Deux mois après le scrutin : où en est-on ? (Face B)

Philippe Walkowiak
Philippe Walkowiak - © RTBF

En Communauté Germanophone, et petite surprise, en région bruxelloise, les institutions fonctionnent donc correctement. Ailleurs, l’expectative prévaut.

Flandre, Wallonie et Fédération Wallonie-Bruxelles ont d’ores et déjà battu leur propre record de lenteur à la formation d’un gouvernement. Le fédéral est sur les bases de son record du monde (541 jours), sachant qu’il n’y a plus de gouvernement belge en plein exercice depuis le 21 décembre, jour de la chute de l’équipe Michel, soit 217 jours déjà !

Deux mois plus tard…

Au soir du 26 mai, la constitution d’une majorité fédérale s’annonçait ardue, voire impossible. Deux mois plus tard, la constitution d’une nouvelle coalition n’a toujours pas commencé. Deux informateurs ont été désignés par le Palais. Le citoyen est savamment tenu à l’écart du travail (?) de messieurs Vande Lanotte et Reynders. La démocratie belge est ainsi faite, le citoyen se limite à voter et ensuite ce sont les partis politiques qui font leur popote dans leur coin. Il ne faut pas chercher bien loin pour trouver une des raisons du désamour entre le citoyen et sa classe politique.

Les deux informateurs remettront un rapport, leur mission est condamnée à se poursuivre puisqu’on est nulle part ou presque. La seule question de l’heure semble désormais de savoir si PS et N-VA vont s’adresser la parole ; le contenu de ces putatives discussions n’importe même plus. Les deux formations n’ont eu de cesse de répéter qu’elles n’ont rien en commun, ce qui est plutôt sain en démocratie. Vouloir qu’elles se mettent d’accord (sur quoi ?) serait contre nature et invoquer l’ "intérêt supérieur du pays" quand on sait que les nationalistes de Bart De Wever veulent justement la fin de ce pays, fait doucement sourire.

Les prochaines semaines, les prochains mois ne seront donc que vanité et incantations au niveau fédéral.

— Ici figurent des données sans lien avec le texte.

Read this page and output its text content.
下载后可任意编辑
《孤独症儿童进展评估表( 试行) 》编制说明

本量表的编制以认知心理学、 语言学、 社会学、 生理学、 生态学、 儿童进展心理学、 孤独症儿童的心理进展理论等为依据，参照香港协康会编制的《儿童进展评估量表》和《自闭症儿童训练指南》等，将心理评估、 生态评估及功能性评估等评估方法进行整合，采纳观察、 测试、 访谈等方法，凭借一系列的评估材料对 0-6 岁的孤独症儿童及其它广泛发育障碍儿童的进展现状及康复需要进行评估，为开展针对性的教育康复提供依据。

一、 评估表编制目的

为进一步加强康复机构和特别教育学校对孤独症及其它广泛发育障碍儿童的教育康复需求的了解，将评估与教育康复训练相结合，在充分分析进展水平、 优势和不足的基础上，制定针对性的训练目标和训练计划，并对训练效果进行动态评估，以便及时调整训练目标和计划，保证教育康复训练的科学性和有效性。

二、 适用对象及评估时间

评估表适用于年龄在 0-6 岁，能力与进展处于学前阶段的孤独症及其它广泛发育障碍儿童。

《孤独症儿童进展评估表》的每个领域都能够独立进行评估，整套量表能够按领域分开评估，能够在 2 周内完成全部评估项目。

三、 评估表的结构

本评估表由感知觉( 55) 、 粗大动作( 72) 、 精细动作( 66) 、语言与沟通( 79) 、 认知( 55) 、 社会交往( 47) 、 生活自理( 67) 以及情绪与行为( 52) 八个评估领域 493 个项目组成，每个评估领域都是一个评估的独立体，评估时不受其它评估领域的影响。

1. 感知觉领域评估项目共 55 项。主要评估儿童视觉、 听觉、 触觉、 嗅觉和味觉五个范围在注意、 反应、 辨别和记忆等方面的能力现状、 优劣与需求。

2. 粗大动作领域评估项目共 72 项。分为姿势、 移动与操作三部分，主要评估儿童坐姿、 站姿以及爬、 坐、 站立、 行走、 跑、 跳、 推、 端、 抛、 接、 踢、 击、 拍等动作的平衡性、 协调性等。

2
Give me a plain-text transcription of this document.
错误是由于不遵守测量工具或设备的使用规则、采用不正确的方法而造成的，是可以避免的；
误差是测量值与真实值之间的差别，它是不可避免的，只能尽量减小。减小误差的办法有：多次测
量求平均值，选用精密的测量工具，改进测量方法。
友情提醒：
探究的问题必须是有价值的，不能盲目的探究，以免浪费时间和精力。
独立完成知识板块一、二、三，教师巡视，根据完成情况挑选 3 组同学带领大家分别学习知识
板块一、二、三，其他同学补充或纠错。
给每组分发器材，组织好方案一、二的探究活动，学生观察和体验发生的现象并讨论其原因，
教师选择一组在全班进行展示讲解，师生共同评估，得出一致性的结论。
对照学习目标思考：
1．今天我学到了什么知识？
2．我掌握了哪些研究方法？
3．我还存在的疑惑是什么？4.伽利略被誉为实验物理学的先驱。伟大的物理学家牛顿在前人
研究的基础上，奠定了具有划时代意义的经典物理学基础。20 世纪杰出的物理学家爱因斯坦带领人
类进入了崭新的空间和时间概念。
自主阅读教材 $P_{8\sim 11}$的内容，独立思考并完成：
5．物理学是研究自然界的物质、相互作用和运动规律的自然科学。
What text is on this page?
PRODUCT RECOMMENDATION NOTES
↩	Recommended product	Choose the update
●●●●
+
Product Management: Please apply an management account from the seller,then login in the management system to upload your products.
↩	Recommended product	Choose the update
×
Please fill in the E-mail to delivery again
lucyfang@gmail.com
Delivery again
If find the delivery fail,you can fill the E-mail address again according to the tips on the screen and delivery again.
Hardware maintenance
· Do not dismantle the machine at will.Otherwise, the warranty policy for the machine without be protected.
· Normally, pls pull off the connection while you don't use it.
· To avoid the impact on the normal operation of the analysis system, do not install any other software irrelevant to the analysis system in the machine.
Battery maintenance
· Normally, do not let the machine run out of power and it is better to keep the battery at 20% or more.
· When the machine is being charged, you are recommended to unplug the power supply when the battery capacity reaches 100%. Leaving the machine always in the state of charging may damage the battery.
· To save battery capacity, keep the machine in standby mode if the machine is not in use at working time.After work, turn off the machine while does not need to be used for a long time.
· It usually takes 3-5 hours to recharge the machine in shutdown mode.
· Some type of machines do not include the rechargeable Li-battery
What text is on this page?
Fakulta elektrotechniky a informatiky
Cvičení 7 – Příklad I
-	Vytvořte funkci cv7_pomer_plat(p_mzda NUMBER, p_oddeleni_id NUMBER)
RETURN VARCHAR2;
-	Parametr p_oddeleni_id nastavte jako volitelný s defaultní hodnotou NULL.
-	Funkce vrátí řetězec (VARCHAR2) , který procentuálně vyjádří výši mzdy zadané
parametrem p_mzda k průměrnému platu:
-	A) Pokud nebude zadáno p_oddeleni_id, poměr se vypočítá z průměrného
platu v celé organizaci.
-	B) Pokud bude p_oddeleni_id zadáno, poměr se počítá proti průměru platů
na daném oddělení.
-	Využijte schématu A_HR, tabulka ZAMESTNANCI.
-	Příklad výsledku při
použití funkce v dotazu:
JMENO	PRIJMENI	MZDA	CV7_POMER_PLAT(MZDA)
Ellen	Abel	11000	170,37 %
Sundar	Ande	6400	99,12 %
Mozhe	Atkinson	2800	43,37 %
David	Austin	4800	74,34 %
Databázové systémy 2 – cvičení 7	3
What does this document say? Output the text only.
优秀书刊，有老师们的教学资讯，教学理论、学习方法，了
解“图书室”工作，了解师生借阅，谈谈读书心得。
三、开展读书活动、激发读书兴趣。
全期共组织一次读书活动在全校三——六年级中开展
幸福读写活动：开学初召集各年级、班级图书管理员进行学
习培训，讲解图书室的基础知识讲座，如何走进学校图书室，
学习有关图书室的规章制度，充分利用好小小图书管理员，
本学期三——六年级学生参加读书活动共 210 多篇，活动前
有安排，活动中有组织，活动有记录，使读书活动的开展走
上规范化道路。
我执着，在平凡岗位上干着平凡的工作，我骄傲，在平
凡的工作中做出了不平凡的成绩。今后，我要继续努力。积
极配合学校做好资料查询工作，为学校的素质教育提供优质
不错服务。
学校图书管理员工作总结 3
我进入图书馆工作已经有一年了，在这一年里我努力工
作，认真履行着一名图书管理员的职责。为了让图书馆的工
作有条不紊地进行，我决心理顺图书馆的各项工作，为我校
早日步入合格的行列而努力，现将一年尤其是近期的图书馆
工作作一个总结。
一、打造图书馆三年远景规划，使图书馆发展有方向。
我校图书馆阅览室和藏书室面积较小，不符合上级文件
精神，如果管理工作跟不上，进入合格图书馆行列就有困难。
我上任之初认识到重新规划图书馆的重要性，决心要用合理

Même les régions et communautés

Contrairement à la Wallonie et la Communauté Française©, la majorité sortante à la Communauté Flamande existe toujours. Pourtant, Bart De Wever, formateur, en a décidé autrement. Le président de la N-VA a même renoncé à deux principes auxquels il était toujours resté attaché : en négociant exclusivement avec l’extrême-droite d’une part et en attendant de voir ce qui se passe au fédéral avant de former la coalition flamande d’autre part.

Il garde ainsi la pression sur tous les autres partis flamands, qui n’osent déplaire à l’ogre anversois, comme l’Open VLD lors des négociations bruxelloises.

Après avoir naïvement tenté de semer le coquelicot sur un sol wallon inapproprié, PS et ECOLO discutent à présent avec le MR, en se pinçant un peu moins le nez qu’au départ.

ECOLO n’est pas indispensable et certains au PS commence à le rappeler comme d’autres au MR y songent. En Wallonie, cela se met toutefois progressivement en place et la seule incertitude reste finalement de savoir si ECOLO embarquera bien avec MR et PS.

Ce dernier doit aussi digérer quelques couleuvres. Après avoir prôné l’installation de majorités de gauche, Elio Di Rupo et Paul Magnette se retrouvent à devoir négocier avec Charles Michel en Wallonie et en Communauté et contraint à faire risette à Bart De Wever au fédéral !

La base risque de grincer et le PTB (en vacances) en sourit déjà.